De Conseil d'État heeft de behandeling van de zaak geschorst en het Hof verzocht om een prejudiciële beslissing over de volgende vraag:
‘Vallen energieproducten die worden gebruikt voor warmte-krachtkoppeling uitsluitend onder de facultatieve vrijstelling van artikel 15, lid 1, onder c), [van richtlijn 2003/96], of vallen die producten tevens, wat het deel ervan betreft dat wordt gebruikt voor de productie van elektriciteit, onder de verplichte vrijstelling van artikel 14, lid 1, onder a), van deze richtlijn?’
31.
Verzoekster in het hoofdgeding, de Franse regering, de Finse regering en de Europese Commissie hebben schriftelijke opmerkingen ingediend.
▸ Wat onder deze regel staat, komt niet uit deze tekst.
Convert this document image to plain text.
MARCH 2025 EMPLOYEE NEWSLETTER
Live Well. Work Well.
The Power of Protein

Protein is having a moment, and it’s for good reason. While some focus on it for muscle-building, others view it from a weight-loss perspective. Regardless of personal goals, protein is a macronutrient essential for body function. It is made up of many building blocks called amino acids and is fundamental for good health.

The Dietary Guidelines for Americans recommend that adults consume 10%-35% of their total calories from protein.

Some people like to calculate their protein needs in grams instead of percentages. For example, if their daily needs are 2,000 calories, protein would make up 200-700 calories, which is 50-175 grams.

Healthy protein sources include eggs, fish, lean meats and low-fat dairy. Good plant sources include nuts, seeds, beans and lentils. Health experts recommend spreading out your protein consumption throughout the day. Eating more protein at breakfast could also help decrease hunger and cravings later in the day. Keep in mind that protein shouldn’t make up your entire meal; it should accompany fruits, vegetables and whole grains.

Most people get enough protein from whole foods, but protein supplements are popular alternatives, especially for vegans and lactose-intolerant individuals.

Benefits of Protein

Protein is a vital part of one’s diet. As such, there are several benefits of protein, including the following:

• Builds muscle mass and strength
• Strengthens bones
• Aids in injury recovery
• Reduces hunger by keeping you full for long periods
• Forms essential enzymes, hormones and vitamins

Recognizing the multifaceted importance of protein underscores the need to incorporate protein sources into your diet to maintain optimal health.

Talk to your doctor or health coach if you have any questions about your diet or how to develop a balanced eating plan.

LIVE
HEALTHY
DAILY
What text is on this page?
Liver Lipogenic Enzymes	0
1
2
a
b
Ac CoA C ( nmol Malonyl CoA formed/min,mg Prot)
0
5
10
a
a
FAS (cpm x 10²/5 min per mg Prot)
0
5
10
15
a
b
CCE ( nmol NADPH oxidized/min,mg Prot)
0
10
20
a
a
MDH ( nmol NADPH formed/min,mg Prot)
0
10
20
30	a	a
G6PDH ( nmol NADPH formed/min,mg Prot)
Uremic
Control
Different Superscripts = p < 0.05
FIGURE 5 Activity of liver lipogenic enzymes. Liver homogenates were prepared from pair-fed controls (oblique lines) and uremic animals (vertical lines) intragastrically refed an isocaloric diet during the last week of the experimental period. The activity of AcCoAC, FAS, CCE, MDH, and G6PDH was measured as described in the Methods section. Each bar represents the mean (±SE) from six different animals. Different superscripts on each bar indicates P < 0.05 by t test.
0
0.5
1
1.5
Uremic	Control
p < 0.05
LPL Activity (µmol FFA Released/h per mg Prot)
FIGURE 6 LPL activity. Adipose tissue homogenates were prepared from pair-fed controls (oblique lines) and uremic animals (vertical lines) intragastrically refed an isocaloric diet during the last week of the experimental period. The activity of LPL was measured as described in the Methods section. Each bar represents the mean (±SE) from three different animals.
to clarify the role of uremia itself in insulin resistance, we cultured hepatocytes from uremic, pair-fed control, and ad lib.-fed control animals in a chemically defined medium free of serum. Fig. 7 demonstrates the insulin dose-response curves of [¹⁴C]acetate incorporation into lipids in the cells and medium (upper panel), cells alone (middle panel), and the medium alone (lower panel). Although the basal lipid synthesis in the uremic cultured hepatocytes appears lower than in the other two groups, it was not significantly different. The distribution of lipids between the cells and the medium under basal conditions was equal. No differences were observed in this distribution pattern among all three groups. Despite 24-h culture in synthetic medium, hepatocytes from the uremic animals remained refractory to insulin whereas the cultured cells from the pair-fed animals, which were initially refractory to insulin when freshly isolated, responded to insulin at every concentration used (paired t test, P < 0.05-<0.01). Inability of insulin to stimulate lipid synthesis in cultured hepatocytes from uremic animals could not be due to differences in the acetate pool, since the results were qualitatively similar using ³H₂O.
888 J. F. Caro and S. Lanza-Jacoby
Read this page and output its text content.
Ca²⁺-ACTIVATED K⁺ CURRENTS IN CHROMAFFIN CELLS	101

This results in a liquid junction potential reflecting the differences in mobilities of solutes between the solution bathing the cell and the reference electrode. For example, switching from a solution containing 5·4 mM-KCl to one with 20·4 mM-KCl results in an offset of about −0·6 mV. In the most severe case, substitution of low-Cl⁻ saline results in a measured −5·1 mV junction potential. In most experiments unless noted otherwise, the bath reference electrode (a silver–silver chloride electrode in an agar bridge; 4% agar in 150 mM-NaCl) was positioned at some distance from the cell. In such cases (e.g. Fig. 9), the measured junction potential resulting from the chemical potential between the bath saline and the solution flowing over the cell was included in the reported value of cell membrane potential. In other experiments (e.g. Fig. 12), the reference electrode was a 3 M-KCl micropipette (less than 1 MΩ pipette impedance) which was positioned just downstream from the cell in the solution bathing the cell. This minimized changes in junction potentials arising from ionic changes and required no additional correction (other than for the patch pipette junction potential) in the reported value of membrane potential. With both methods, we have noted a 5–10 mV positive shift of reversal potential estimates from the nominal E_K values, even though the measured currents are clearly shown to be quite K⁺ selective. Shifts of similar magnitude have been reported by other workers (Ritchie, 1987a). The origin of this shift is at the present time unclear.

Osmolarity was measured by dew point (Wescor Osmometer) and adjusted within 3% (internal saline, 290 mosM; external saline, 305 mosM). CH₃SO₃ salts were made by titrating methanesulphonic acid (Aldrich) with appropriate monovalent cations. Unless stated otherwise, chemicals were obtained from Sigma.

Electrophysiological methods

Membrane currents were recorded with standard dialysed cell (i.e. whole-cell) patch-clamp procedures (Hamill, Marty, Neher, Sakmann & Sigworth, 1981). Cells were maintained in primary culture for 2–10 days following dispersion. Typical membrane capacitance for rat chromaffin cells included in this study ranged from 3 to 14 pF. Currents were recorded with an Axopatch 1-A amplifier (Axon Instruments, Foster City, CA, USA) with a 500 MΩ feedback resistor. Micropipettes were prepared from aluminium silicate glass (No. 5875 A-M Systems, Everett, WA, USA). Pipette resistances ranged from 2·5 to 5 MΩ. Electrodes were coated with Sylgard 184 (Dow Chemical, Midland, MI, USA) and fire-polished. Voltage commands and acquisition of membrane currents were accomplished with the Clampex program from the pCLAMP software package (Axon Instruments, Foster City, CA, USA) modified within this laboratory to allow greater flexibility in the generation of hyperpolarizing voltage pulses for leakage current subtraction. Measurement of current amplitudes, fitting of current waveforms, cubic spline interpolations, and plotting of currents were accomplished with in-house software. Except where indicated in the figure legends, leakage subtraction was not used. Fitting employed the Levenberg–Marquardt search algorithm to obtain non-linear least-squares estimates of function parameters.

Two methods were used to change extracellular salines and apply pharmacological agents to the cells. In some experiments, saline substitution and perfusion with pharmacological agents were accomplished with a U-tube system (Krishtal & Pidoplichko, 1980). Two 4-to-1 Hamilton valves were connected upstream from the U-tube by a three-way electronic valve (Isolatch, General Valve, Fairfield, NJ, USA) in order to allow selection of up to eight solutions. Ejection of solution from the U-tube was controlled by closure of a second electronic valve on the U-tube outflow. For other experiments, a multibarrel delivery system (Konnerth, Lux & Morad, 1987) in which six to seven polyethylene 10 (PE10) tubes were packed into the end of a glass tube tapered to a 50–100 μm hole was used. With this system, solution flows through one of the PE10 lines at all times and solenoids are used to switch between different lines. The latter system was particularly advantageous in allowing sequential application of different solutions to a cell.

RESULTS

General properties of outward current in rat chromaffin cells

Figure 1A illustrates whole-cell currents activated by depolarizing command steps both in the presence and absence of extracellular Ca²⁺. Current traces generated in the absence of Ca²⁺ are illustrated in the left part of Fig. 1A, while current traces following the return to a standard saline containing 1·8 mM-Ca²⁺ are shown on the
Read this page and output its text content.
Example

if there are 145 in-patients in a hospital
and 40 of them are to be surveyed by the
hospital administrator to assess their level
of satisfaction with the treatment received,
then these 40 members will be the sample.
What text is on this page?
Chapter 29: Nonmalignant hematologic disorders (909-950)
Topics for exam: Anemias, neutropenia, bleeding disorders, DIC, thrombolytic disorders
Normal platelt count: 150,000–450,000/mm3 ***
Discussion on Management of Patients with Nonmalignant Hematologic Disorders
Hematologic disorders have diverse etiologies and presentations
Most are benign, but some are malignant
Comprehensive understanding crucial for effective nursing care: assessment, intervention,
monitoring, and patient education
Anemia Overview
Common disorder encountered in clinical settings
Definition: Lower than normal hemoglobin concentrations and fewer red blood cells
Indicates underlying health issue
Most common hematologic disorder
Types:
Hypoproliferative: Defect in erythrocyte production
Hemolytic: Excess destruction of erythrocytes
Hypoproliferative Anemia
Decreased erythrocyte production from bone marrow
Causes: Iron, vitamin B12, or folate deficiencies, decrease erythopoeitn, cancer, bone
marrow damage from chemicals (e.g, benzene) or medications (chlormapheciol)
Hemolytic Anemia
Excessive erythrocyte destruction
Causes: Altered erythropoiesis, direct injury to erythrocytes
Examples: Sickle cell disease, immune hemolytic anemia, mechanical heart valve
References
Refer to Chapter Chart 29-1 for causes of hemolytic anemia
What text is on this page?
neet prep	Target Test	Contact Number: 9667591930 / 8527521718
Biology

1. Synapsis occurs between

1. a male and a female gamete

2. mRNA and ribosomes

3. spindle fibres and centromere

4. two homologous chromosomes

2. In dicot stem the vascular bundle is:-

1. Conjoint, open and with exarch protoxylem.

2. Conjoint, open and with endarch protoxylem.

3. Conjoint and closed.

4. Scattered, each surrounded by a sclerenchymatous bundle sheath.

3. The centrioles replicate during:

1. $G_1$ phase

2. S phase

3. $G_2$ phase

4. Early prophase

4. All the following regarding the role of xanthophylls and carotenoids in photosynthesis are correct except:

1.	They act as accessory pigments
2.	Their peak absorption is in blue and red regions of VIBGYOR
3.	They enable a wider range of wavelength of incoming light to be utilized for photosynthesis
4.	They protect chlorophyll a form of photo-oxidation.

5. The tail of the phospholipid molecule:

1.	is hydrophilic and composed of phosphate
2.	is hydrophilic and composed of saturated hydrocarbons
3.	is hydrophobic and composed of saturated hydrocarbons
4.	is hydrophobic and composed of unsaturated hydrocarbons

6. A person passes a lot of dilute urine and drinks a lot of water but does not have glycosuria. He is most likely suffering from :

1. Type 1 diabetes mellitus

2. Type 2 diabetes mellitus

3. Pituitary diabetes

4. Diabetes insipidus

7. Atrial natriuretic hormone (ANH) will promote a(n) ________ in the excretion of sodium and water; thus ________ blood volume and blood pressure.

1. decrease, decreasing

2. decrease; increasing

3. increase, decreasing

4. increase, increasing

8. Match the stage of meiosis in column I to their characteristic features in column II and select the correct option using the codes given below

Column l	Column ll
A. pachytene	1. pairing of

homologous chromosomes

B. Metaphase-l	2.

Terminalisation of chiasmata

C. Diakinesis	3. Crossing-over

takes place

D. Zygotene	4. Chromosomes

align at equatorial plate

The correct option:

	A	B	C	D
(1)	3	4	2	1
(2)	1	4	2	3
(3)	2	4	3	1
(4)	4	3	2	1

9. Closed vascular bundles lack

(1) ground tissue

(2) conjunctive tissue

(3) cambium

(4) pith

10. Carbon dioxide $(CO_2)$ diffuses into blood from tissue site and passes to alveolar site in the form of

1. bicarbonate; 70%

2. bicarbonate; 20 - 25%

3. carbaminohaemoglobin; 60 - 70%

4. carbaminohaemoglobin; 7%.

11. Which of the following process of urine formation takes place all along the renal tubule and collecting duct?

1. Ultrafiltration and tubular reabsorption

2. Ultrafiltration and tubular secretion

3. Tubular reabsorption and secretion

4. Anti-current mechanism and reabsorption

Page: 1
Verzoekster in het hoofdgeding, de Franse regering en de Commissie hebben tevens ter terechtzitting van 22 november 2017 pleidooi gehouden.
III. Analyse
32.
De verwijzende rechter wenst te vernemen of energieproducten die worden gebruikt voor warmte-krachtkoppeling, uitsluitend binnen de werkingssfeer van artikel 15, lid 1, onder c), van richtlijn 2003/96 vallen, dan wel of zij tevens, wat het deel ervan betreft dat wordt gebruikt voor de productie van elektriciteit, binnen de werkingssfeer van artikel 14, lid 1, onder a), van deze richtlijn vallen.
33.
Verzoekster in het hoofdgeding stelt dat voor warmte-krachtkoppeling gebruikte energieproducten binnen de werkingssfeer van artikel 15, lid 1, onder c), van richtlijn 2003/96 vallen, alsmede, wat het deel van die producten betreft dat wordt gebruikt voor de productie van elektriciteit, binnen de werkingssfeer van artikel 14, lid 1, onder a), van deze richtlijn.
34.
Zij baseert zich in dit verband op een door de Commissie op 16 mei 2011 aan haar wettelijke vertegenwoordiger gezonden brief. Daarin staat te lezen dat ‘artikel 15, lid 1, onder c), [van richtlijn 2003/96], dat de lidstaten de mogelijkheid biedt om volledige belastingvrijstelling te verlenen voor energieproducten die worden gebruikt voor warmte-krachtkoppeling, onverlet laat dat warmte-krachtkoppelingseenheden onder de vrijstelling van artikel 14, lid 1, [van die richtlijn] vallen wat betreft het deel van die producten dat wordt gebruikt voor de productie van elektriciteit’. Anders zou de belastingregeling voor energieproducten die worden gebruikt voor de productie van elektriciteit door middel van warmte-krachtkoppeling, zonder enige reden ongunstiger zijn dan die voor energieproducten die worden gebruikt voor het opwekken van elektriciteit met conventionele methoden. Deze uitlegging van artikel 14, lid 1, onder a), van richtlijn 2003/96 is in overeenstemming met de aan deze richtlijn ten grondslag liggende gedachte, volgens welke moet worden voorkomen dat elektriciteit dubbel wordt belast doordat zowel over de voor de productie van elektriciteit gebruikte energieproducten als over de geproduceerde elektriciteit zelf accijns wordt geheven. Daarom is volgens verzoekster in het hoofdgeding artikel 14, lid 1, onder a), van richtlijn 2003/96 van toepassing op het deel van de energieproducten dat wordt gebruikt voor de productie van elektriciteit, terwijl artikel 15, lid 1, onder c), van deze richtlijn van toepassing is op het deel van die producten dat wordt gebruikt om warmte te genereren.
35.
De Franse regering stelt dat energieproducten die worden gebruikt voor warmte-krachtkoppeling uitsluitend binnen de werkingssfeer van artikel 15, lid 1, onder c), van richtlijn 2003/96 vallen.
36.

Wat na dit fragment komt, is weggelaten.